Unterdessen brodelt es weiter an der Sozialfront. Am Mittwoch meldeten die Zeitungen De Tijd und L'Echo, dass die Gewerkschaften nicht mit Vertretern der N-VA oder OpenVLD am Verhandlungstisch sitzen wollen. De Standaard spricht denn auch von einem "tiefen Graben zwischen den Gewerkschaften und der Regierung". Die CSC und auch die CGSLB haben die Information inzwischen dementiert, die FGTB wollte sich nicht äußern.
Es gibt wohl keinen Rauch ohne Feuer, bemerkt Gazet van Antwerpen. In jedem Fall sollten die Gewerkschaften gut nachdenken, bevor sie solche Vetos in den Raum stellen. Ob man nun will oder nicht: Die N- VA ist nun mal die größte Partei des Landes. Und damit gehört sie eben an den Verhandlungstisch, ebenso wie im Übrigen die OpenVLD.
Het Belang van Limburg ist noch schärfer: Die Regierung Michel ist demokratisch legitimiert. Und ein für alle Mal: Es sind nicht die Gewerkschaften, die in diesem Land das Sagen haben, es sind nicht die Gewerkschaften, die entscheiden, wer für die Regierung am Verhandlungstisch sitzt. Wenn Premier Michel der Forderung nachgibt und Vizepremiers wie Jan Jambon oder Alexander De Croo ausschließt, dann macht er sich zum Spielball der Gewerkschaften.
Clown-Hysterie
"Die Psychose der bösen Clowns erfasst die ganze Wallonie", schreibt La Dernière Heure auf Seite eins. "Auch Belgien im Bann der Clown-Hysterie", bemerkt ebenfalls Het Laatste Nieuws. Was nach einem Halloween-Scherz klingt, bereitet den Justizbehörden zunehmend Sorgen. Das Phänomen sorgt derzeit vor allem in Frankreich für Schlagzeilen: Menschen, die als böse Clowns verkleidet sind, attackieren unschuldige Passanten, die dabei mitunter krankenhausreif geschlagen werden.

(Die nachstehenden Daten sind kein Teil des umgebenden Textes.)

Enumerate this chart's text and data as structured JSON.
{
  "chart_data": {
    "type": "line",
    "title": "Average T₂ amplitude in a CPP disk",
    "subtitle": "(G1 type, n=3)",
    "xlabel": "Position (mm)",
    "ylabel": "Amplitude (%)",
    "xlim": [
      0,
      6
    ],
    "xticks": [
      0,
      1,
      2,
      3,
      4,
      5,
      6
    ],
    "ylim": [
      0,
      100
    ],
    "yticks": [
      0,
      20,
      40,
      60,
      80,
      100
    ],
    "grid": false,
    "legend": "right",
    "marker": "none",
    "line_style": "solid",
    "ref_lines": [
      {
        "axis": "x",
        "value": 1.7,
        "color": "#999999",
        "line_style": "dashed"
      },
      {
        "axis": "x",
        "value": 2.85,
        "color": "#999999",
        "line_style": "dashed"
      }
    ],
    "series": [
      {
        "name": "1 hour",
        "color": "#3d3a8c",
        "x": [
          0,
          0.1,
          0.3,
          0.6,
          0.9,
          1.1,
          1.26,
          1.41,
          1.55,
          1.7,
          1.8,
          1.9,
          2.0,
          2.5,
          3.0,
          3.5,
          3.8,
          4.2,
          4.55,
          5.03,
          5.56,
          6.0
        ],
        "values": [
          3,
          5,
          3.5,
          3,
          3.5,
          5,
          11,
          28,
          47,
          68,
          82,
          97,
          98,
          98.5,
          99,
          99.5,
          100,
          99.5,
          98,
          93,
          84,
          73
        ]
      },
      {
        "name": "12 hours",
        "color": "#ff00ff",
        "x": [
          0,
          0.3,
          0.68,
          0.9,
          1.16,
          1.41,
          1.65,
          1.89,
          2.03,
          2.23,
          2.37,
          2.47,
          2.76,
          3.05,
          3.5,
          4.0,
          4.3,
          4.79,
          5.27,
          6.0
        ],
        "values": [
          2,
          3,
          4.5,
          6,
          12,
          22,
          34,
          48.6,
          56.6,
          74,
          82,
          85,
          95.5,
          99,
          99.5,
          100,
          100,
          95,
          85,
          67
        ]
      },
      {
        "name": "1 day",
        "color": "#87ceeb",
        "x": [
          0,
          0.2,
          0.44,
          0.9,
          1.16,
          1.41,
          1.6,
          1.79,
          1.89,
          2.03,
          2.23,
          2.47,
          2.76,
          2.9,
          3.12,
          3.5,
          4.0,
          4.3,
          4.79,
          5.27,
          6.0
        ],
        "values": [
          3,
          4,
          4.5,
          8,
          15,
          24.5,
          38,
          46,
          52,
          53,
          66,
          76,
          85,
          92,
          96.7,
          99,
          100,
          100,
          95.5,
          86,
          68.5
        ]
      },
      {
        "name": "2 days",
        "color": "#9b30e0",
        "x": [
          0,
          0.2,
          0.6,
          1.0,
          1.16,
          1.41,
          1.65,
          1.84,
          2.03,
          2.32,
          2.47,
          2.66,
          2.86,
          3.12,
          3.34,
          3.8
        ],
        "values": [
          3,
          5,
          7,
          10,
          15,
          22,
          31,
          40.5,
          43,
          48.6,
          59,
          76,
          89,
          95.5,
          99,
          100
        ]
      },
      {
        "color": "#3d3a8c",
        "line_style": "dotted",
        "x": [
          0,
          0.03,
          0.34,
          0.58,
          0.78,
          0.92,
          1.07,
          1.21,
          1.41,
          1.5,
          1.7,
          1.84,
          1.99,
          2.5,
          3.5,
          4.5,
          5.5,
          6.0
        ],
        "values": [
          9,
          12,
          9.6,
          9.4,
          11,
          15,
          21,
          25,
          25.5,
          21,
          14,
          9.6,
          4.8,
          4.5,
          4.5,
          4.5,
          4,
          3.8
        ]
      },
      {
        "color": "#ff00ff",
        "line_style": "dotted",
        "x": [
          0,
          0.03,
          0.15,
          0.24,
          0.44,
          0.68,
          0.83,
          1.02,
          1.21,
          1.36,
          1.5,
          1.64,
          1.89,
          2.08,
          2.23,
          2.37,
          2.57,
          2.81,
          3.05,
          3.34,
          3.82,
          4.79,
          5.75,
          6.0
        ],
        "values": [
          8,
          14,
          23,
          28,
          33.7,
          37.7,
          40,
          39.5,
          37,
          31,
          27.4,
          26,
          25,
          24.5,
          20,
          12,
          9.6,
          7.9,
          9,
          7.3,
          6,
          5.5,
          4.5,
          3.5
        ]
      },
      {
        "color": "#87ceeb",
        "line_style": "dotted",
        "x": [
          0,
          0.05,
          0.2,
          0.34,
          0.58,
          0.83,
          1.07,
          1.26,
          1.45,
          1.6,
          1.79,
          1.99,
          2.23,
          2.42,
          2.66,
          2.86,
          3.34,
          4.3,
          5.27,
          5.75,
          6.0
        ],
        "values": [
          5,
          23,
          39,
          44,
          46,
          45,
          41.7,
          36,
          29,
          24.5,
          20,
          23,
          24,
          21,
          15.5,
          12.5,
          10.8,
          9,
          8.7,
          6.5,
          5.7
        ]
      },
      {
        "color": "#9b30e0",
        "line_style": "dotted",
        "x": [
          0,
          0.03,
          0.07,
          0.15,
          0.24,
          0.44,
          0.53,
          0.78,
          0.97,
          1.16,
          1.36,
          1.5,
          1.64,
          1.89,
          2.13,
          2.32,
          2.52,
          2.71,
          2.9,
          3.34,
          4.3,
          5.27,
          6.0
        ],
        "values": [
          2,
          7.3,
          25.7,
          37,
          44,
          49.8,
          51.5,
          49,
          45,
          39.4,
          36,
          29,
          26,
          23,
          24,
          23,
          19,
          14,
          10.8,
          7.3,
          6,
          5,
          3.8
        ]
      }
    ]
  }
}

Inzwischen gibt es auch erste Fälle in Belgien, vor allem in der Wallonie. Am Dienstag etwa wurde ein junger Mann in Nivelles von zwei Clowns brutal zusammengeschlagen. La Dernière Heure geht jedenfalls davon aus, dass sich solche Vorfälle jetzt im Vorfeld von Halloween noch häufen könnten. Auch die Justiz mahnt zur Vorsicht.